Interview d’Alain Paco

Interview d’Alain Paco

Alain Paco

Né le 1er mai 1952
Champion de France 1974, 1975, 1977, 1978, 1980, 1981 (Béziers)
Challenge Du Manoir 1975 et 1977 (Béziers)
35 sélections en équipe de France
Grand Chelem en 1977

Que vous inspire la situation de l’ASBH et du Racing Club Narbonnais aujourd’hui ?

J’ai beaucoup de tristesse de voir ces deux clubs à ce niveau. Mais leur descente s’explique par le réseau économique de la région qui est très faible et qui n’a pas évolué depuis les grandes heures de ces deux équipes. Aujourd’hui, aucun des deux n’a les moyens financiers de faire mieux. Tout ça ne veux pas dire qu’il n’y a pas d’intelligence de jeu, mais il manque le nerf de la guerre, l’argent.

Croyez-vous qu’un mécène ou qu’une entreprise d’envergure puisse investir suffisamment d’argent dans l’un des deux clubs pour lui permettre de rejouer les premiers rôles dans le rugby français et ce, de façon pérenne ?

Pour ce qui est de Béziers, nous avons tenté beaucoup de choses à de nombreuses reprises.
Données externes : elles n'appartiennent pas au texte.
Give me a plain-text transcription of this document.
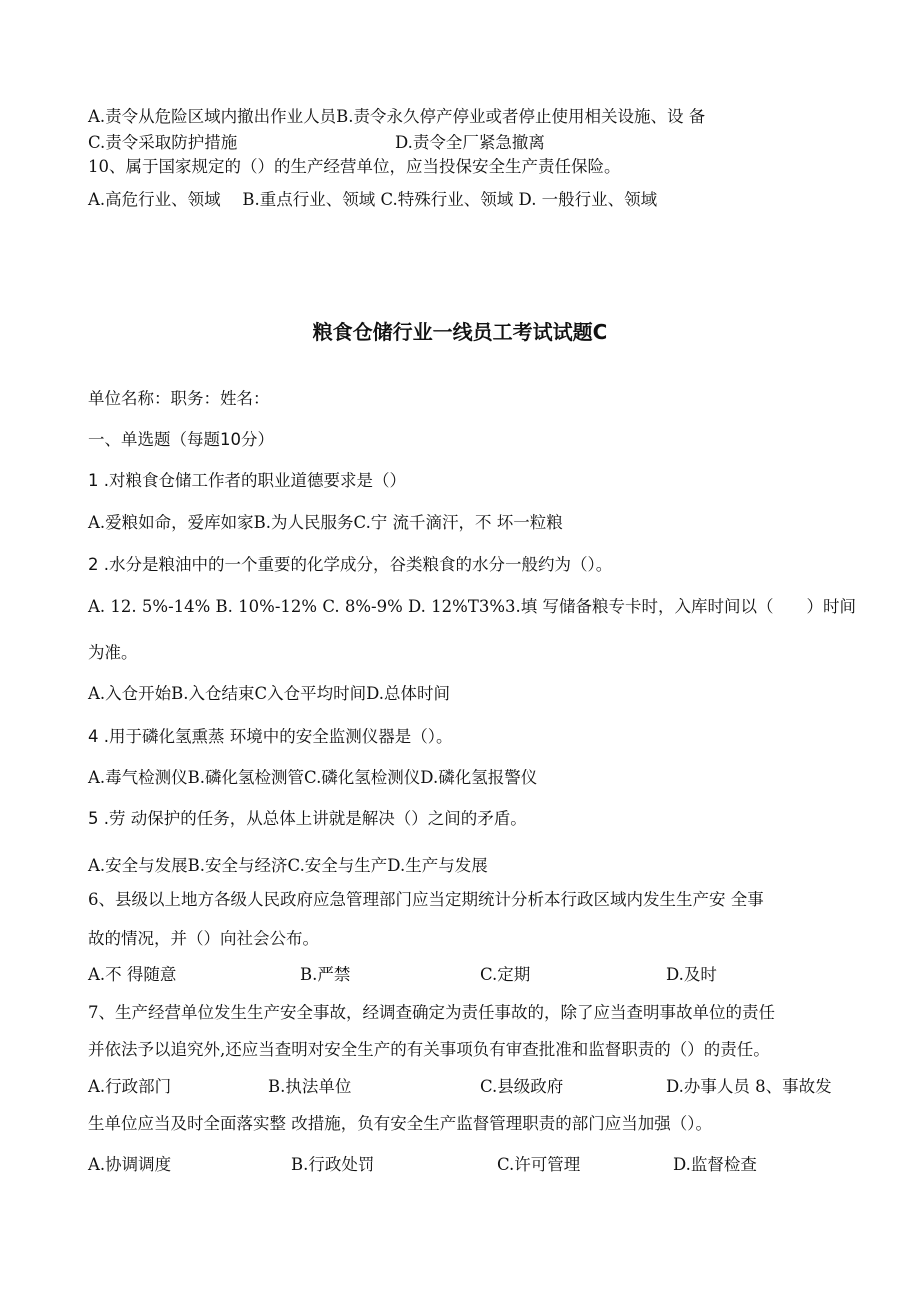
A.责令从危险区域内撤出作业人员B.责令永久停产停业或者停止使用相关设施、设 备
C.责令采取防护措施	D.责令全厂紧急撤离
10、属于国家规定的（）的生产经营单位，应当投保安全生产责任保险。
A.高危行业、领域　 B.重点行业、领域 C.特殊行业、领域 D. 一般行业、领域
粮食仓储行业一线员工考试试题C
单位名称：职务：姓名：
一、单选题（每题10分）
1 .对粮食仓储工作者的职业道德要求是（）
A.爱粮如命，爱库如家B.为人民服务C.宁 流千滴汗，不 坏一粒粮
2 .水分是粮油中的一个重要的化学成分，谷类粮食的水分一般约为（）。
A. 12. 5%-14% B. 10%-12% C. 8%-9% D. 12%T3%3.填 写储备粮专卡时，入库时间以（　　）时间
为准。
A.入仓开始B.入仓结束C入仓平均时间D.总体时间
4 .用于磷化氢熏蒸 环境中的安全监测仪器是（）。
A.毒气检测仪B.磷化氢检测管C.磷化氢检测仪D.磷化氢报警仪
5 .劳 动保护的任务，从总体上讲就是解决（）之间的矛盾。
A.安全与发展B.安全与经济C.安全与生产D.生产与发展
6、县级以上地方各级人民政府应急管理部门应当定期统计分析本行政区域内发生生产安 全事
故的情况，并（）向社会公布。
A.不 得随意	B.严禁	C.定期	D.及时
7、生产经营单位发生生产安全事故，经调查确定为责任事故的，除了应当查明事故单位的责任
并依法予以追究外,还应当查明对安全生产的有关事项负有审查批准和监督职责的（）的责任。
A.行政部门	B.执法单位	C.县级政府	D.办事人员 8、事故发
生单位应当及时全面落实整 改措施，负有安全生产监督管理职责的部门应当加强（）。
A.协调调度	B.行政处罚	C.许可管理	D.监督检查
J’étais avec eux il y a encore deux ans ; les dirigeants ont fait ce qu’il fallait, mais nous nous sommes rendus compte qu’il n’était pas facile de faire investir des gens dans le club. Il n’y a pas de très grosses entreprises dans le coin pour assurer l’essentiel. Enfin, il faut le reconnaître, ceux qui pourraient le faire n’ont pas envie de s’investir. Ça peut se comprendre.
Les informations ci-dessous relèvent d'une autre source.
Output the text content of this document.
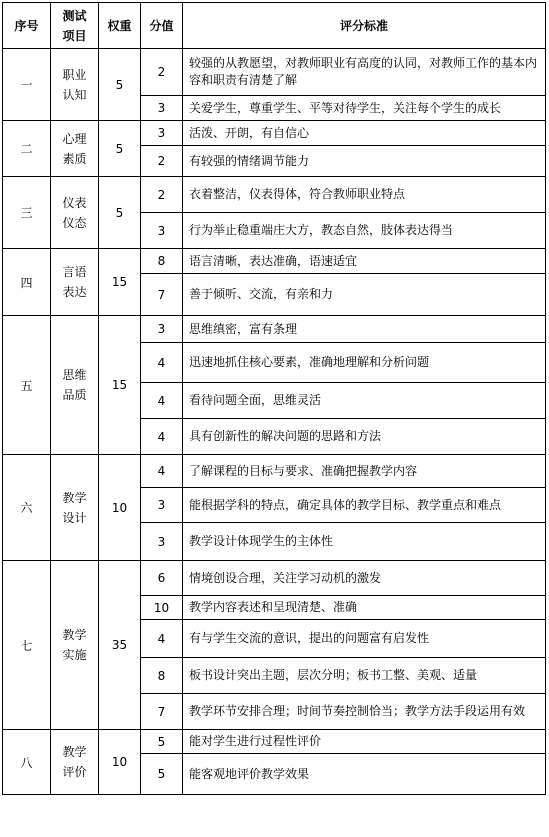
序号	测试项目	权重	分值	评分标准
一	职业认知	5	2	较强的从教愿望，对教师职业有高度的认同，对教师工作的基本内容和职责有清楚了解
			3	关爱学生，尊重学生、平等对待学生，关注每个学生的成长
二	心理素质	5	3	活泼、开朗，有自信心
			2	有较强的情绪调节能力
三	仪表仪态	5	2	衣着整洁，仪表得体，符合教师职业特点
			3	行为举止稳重端庄大方，教态自然，肢体表达得当
四	言语表达	15	8	语言清晰，表达准确，语速适宜
			7	善于倾听、交流，有亲和力
五	思维品质	15	3	思维缜密，富有条理
			4	迅速地抓住核心要素，准确地理解和分析问题
			4	看待问题全面，思维灵活
			4	具有创新性的解决问题的思路和方法
六	教学设计	10	4	了解课程的目标与要求、准确把握教学内容
			3	能根据学科的特点，确定具体的教学目标、教学重点和难点
			3	教学设计体现学生的主体性
七	教学实施	35	6	情境创设合理，关注学习动机的激发
			10	教学内容表述和呈现清楚、准确
			4	有与学生交流的意识，提出的问题富有启发性
			8	板书设计突出主题，层次分明；板书工整、美观、适量
			7	教学环节安排合理；时间节奏控制恰当；教学方法手段运用有效
八	教学评价	10	5	能对学生进行过程性评价
			5	能客观地评价教学效果
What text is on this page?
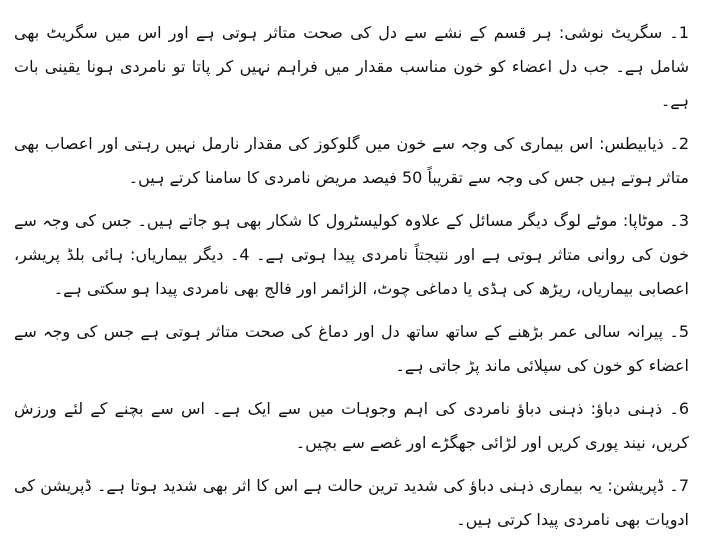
1۔ سگریٹ نوشی: ہر قسم کے نشے سے دل کی صحت متاثر ہوتی ہے اور اس میں سگریٹ بھی شامل ہے۔ جب دل اعضاء کو خون مناسب مقدار میں فراہم نہیں کر پاتا تو نامردی ہونا یقینی بات ہے۔

2۔ ذیابیطس: اس بیماری کی وجہ سے خون میں گلوکوز کی مقدار نارمل نہیں رہتی اور اعصاب بھی متاثر ہوتے ہیں جس کی وجہ سے تقریباً 50 فیصد مریض نامردی کا سامنا کرتے ہیں۔

3۔ موٹاپا: موٹے لوگ دیگر مسائل کے علاوہ کولیسٹرول کا شکار بھی ہو جاتے ہیں۔ جس کی وجہ سے خون کی روانی متاثر ہوتی ہے اور نتیجتاً نامردی پیدا ہوتی ہے۔ 4۔ دیگر بیماریاں: ہائی بلڈ پریشر، اعصابی بیماریاں، ریڑھ کی ہڈی یا دماغی چوٹ، الزائمر اور فالج بھی نامردی پیدا ہو سکتی ہے۔

5۔ پیرانہ سالی عمر بڑھنے کے ساتھ ساتھ دل اور دماغ کی صحت متاثر ہوتی ہے جس کی وجہ سے اعضاء کو خون کی سپلائی ماند پڑ جاتی ہے۔

6۔ ذہنی دباؤ: ذہنی دباؤ نامردی کی اہم وجوہات میں سے ایک ہے۔ اس سے بچنے کے لئے ورزش کریں، نیند پوری کریں اور لڑائی جھگڑے اور غصے سے بچیں۔

7۔ ڈپریشن: یہ بیماری ذہنی دباؤ کی شدید ترین حالت ہے اس کا اثر بھی شدید ہوتا ہے۔ ڈپریشن کی ادویات بھی نامردی پیدا کرتی ہیں۔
À l’heure du professionnalisme, trouvez-vous justifié que les collectivités injectent encore de l’argent public pour sauver les clubs qui souffrent d’un déficit structurel permanent ?

Ce sont effectivement des entreprises, et, dans une entreprise, il n’est pas logique que des fonds publics soient investis. D’un autre côté, ces deux clubs font partie du patrimoine de par leur glorieux passé et leurs nombreux titres. Aujourd’hui, demain comme hier, aucun politique ne portera la responsabilité de voir disparaître ces monstres du rugby français. Ils ont marqué l’histoire de ces deux villes, de toute une région. Ces clubs n’ont pas demandé de devenir des entreprises. Ce sont les règles du jeu qui ont changé quand le rugby est devenu professionnel. Mais honnêtement ce n’est pas normal, par rapport à d’autres entreprises beaucoup plus classiques, cela peut poser problèmes.

Béziers et Narbonne, deux villes moyennes situées entre les métropoles de Montpellier et de Toulouse, ont-elles encore les moyens d’exister rugbystiquement, chacune de leur côté ?

À haut niveau, ce sera difficile. Il faut des fonds énormes pour faire vivre l’ensemble des salariés de ces structures. Il n’y a pas que les joueurs. S’ils avaient dû être à haut niveau ce serait déjà fait. à moins qu’un club comme Montpellier ne disparaisse, mais les investisseurs viendront-ils à Béziers, à Narbonne ? Rien n’est moins sûr. J’ai peur qu’à force de vouloir faire du rugby d’élite on ne le rende confidentiel. On ne parle déjà plus des petites séries. On oublie déjà les racines du Top14 qui sont là, dans les tous petits clubs de villages et on a un rugby coupé en deux.

Vous avez vécu les grandes heures des duels entre l’ASB et le RCN ; les deux clubs sont au plus mal, ne devrait-on pas mettre les rivalités du passé de côté pour construire un seul grand club avec un vivier de joueurs et un budget capable de rivaliser avec ceux du TOP 14 ?

Il faut avoir les gens pour le faire. Parmi les anciens c’était jouable. Moi cela ne me pose aucun problème. Après ce sont les écoles de rugby qui défendent leurs positions. Mais en jouant une fois à Narbonne, une fois à Béziers, cela pourrait se faire. C’est à réfléchir. Mais il y a beaucoup de questions derrière. L’idée est bonne, mais pas facile à réaliser. J’ai entraîné les deux équipes, je n’ai jamais eu de problèmes. J’ai aidé à la fusion des deux clubs de Montpellier à la demande du président Frêche et cela a marché malgré les difficultés. Mais on ne nous avait pas laissé le choix. Il vaut mieux batailler ensemble plutôt que de mourir seul.